Former Ohio Secretary of State J. Kenneth Blackwell may have decided to get back into public life, but he does not seem to have learned much from his devastating loss in last year’s election. Blackwell ran for governor of Ohio last year with an education policy platform based solely on his support for school defunding, the “65% Deception,” and vouchers. Blackwell’s opponent – now Governor Ted Strickland - expressed his principled opposition to vouchers throughout the campaign.
Blackwell’s full-throated advocacy of publicly funded private school vouchers earned him praise from some of the nation’s most ardent advocates of school privatization.
For instance, voucher warrior and affirmative action foe Clint Bolick said the voucher movement “has no greater friend than Ken Blackwell.” And voucher pusher Patrick Byrne, also the impresario of the “65% Deception,” praised Blackwell’s “passion” for vouchers. Voucher backers made sure that the money kept rolling in. Blackwell’s campaign received at least $100, 000 from voucher groups such as Bolick’s Advocates for School Choice
But on Election Day, Blackwell received just under 37% of the vote.
In spite of that dramatic evidence that vouchers and other privatization schemes do not enjoy wide-spread public support in Ohio, and research showing the same nationally, Blackwell soldiers on. In his first published column since joining the staff of the Family Research Council, Blackwell attacks Governor Strickland’s groundbreaking plan to eliminate the EdChoice voucher program and redirect the money back to Ohio’s public schools:
Calling school vouchers "undemocratic" and charter schools a "dismal failure," Gov. Strickland, in his first major public policy address, slammed the door of educational opportunity on thousands of poor children and crushed the hopes of their parents.
By denying these children the equal access to a quality education that choice programs offer, he also denied that the bloated public education bureaucracy and its entrenched unions have failed our children.

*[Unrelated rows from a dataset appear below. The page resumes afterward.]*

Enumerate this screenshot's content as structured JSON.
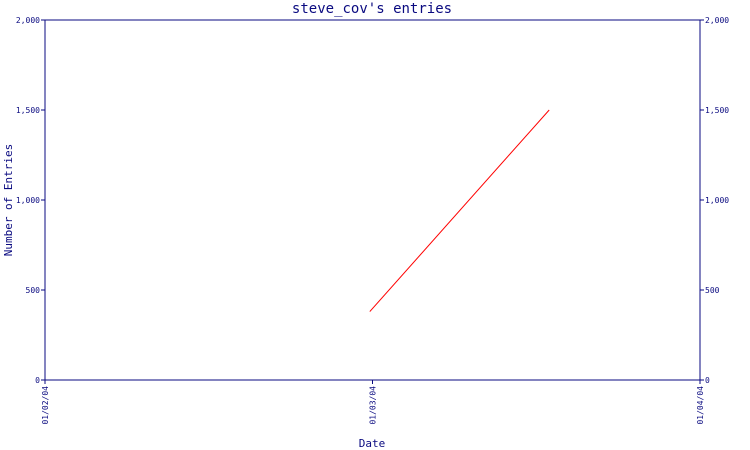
{
  "chart_data": {
    "type": "line",
    "title": "steve_cov's entries",
    "xlabel": "Date",
    "ylabel": "Number of Entries",
    "ylim": [
      0,
      2000
    ],
    "yticks": [
      0,
      500,
      1000,
      1500,
      2000
    ],
    "ytick_labels": [
      "0",
      "500",
      "1,000",
      "1,500",
      "2,000"
    ],
    "xlim": [
      "01/02/04",
      "01/04/04"
    ],
    "xticks": [
      "01/02/04",
      "01/03/04",
      "01/04/04"
    ],
    "grid": false,
    "series": [
      {
        "color": "#ff0000",
        "points": [
          {
            "x": "01/02/04 23:48",
            "y": 380
          },
          {
            "x": "01/03/04 12:57",
            "y": 1500
          }
        ]
      }
    ]
  }
}
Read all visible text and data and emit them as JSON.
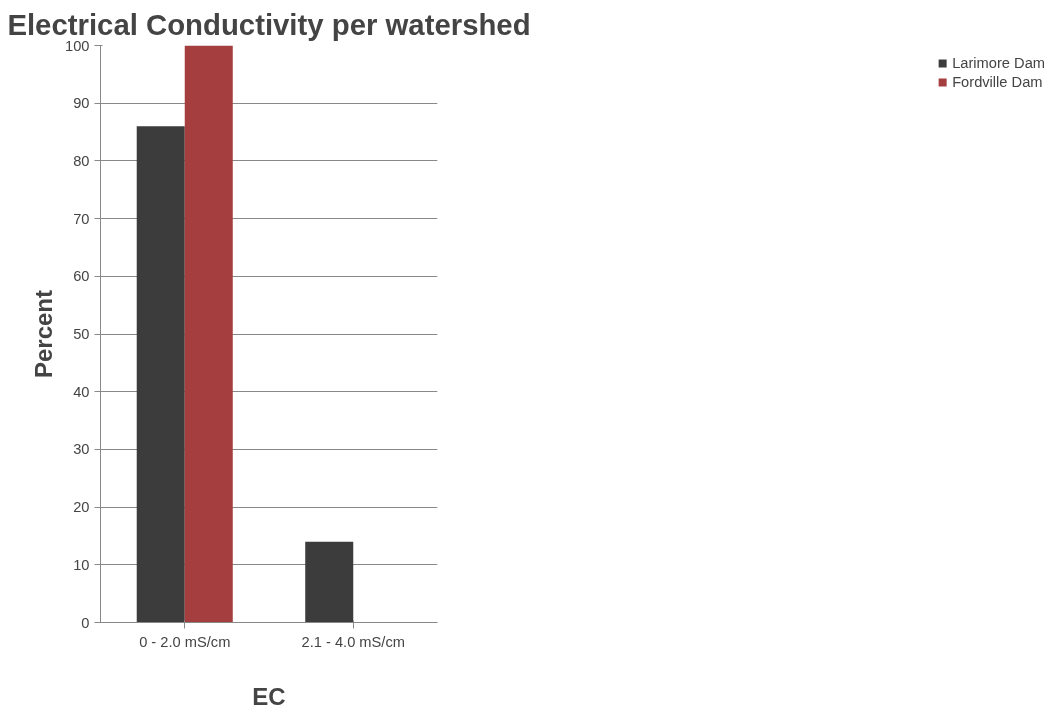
{
  "chart_data": {
    "type": "bar",
    "title": "Electrical Conductivity per watershed",
    "xlabel": "EC",
    "ylabel": "Percent",
    "categories": [
      "0 - 2.0 mS/cm",
      "2.1 - 4.0 mS/cm"
    ],
    "series": [
      {
        "name": "Larimore Dam",
        "color": "#3c3c3c",
        "values": [
          86,
          14
        ]
      },
      {
        "name": "Fordville Dam",
        "color": "#a53e3e",
        "values": [
          100,
          0
        ]
      }
    ],
    "ylim": [
      0,
      100
    ],
    "yticks": [
      0,
      10,
      20,
      30,
      40,
      50,
      60,
      70,
      80,
      90,
      100
    ],
    "grid": "y",
    "legend": "right"
  }
}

Despite Blackwell’s assertion that voucher programs offer students “equal access,” private schools can choose who to accept – many deny admission to all students with special needs – and students who currently receive vouchers do not have the ‘choice’ to attend any school they wish. Last year, Ohio voters had a choice, and elected a governor openly committed to funding and strengthening Ohio’s public schools – and focusing on proven reforms – as the best way to ensure that all children have access to a quality education.